On the surface it looks like the Ravens were fortified by newly drafted prospects at edge rusher and wide receiver.
But not so fast, says Ravens Media writer Joe Schiller:
“The Ravens took advantage of the free-agent market following the draft to address the right tackle position. Will they do the same at pass rusher?”
“If there is a piece of the offseason puzzle that feels incomplete, it’s at edge rusher, where the Ravens re-signed Tyus Bowser and Pernell McPhee, watched Matthew Judon, Yannick Ngakoue and Jihad Ward leave as free agents and then drafted Odafe Oweh (first round) and Daelin Hayes (fifth round),” The Athletic’s Jeff Zrebiec wrote.
“In Bowser, McPhee, Oweh, Hayes and former third-round pick Jaylon Ferguson, the Ravens have a solid mix of veterans and youngsters, of guys who can set the edge or drop into coverage, of guys with pass-rush potential. What they don’t appear to have is a veteran primed to register eight to 10 sacks in a season.”
The Ravens reportedly brought in veteran Justin Houston for a visit last month, but Zrebiec said “there appears to be a good bit of separation between Houston’s asking price and what the Ravens are willing to offer.”
There are still other options available, such as Melvin Ingram and Ryan Kerrigan. Russell Street Report’s Brian McFarland said the Ravens have just over $11 million in cap space to work with.

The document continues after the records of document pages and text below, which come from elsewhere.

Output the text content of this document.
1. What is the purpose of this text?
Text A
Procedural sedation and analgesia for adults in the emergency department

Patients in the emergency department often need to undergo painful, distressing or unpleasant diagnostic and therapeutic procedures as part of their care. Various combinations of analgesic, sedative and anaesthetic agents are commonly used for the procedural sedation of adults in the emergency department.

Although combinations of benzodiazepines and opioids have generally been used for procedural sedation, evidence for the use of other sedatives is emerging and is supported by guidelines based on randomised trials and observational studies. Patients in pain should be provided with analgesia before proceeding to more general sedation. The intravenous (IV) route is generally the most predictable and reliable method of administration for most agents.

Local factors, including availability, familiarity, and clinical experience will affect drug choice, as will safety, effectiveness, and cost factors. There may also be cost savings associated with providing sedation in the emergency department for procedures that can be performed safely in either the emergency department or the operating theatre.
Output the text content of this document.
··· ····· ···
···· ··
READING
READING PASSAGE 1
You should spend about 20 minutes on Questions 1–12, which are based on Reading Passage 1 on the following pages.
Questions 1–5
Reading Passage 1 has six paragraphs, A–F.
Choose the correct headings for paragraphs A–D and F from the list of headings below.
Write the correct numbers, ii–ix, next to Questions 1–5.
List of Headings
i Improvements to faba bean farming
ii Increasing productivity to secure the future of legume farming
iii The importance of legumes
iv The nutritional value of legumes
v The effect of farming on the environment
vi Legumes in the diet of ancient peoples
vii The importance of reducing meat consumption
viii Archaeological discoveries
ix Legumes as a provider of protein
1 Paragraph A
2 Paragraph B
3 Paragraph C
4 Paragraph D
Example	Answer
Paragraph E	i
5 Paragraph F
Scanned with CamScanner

Without their two most productive pass rushers from last season in Matthew Judon and Yannick Ngakoue, Zrebiec said adding another proven commodity at the position is a necessity.
“Whether it’s Houston or somebody else, the Ravens are smart to look for edge-rush help,” Zrebiec wrote. “Judon and Ngakoue combined for just nine sacks with the Ravens last year, but they still got pressure and had to be accounted for by defenses.
“… The Ravens have a difficult defense for rookies to learn and they ask a lot of their linebackers. It’s tough to count on a major impact from a rookie from Day 1 and anything behind solid contributions would have to be considered a bonus. That’s why, at least to me, adding a veteran pass rusher is closer to a necessity than it is a luxury. To beat the top teams in the AFC, the Ravens need more disruption from their front four and to be less dependent on blitzing.”
There’s been a lot of praise for the Ravens’ new-look receiving corps, but Ebony Bird’s Chris Schisler is expecting big things for one of the young receivers already on the roster.
“The Ravens’ top receiver in the 2021 season is going to be a player they didn’t add this offseason,” Schisler wrote.
Schisler said Marquise (“Hollywood”) Brown was one of the biggest winners from the draft, and expects him to have a Pro Bowl season.
“The Ravens now have a group of receivers that can complement each other,” Schisler said. “… The way defenses have to play the Ravens has completely changed. It’s not just about taking away Brown and Mark Andrews. The Ravens went from having one wide receiver they could confidently take shots down the field with, to having a few guys Jackson could trust deep.
“… With all the additions to the offense, Brown has an advantage nobody else has in the receiver room. He’s Jackson’s favorite target. Jackson’s chemistry with Brown is very obvious. That kind of connection doesn’t get weakened when Jackson has more options. Brown is always going to be Jackson’s guy.”
Brown led all wide receivers on the Ravens last year with a career-high 769 yards and eight touchdowns. That came during a season in which Baltimore ranked last in passing attempts (404), and Jackson missed one regular-season game because of COVID-19.
Schisler said a realistic expectation for Brown this season would be 1,200 yards and 11 touchdowns.
“Brown is going to benefit from attention going to other play-makers and his production will continue to go up,” Schisler wrote. “One of the most exciting aspects of the 2021 season is that the Ravens can finally try to showcase the talent they already had in the passing game. … The stage is also set for Brown to have a breakout year, the kind of year that lands you in the Pro Bowl.”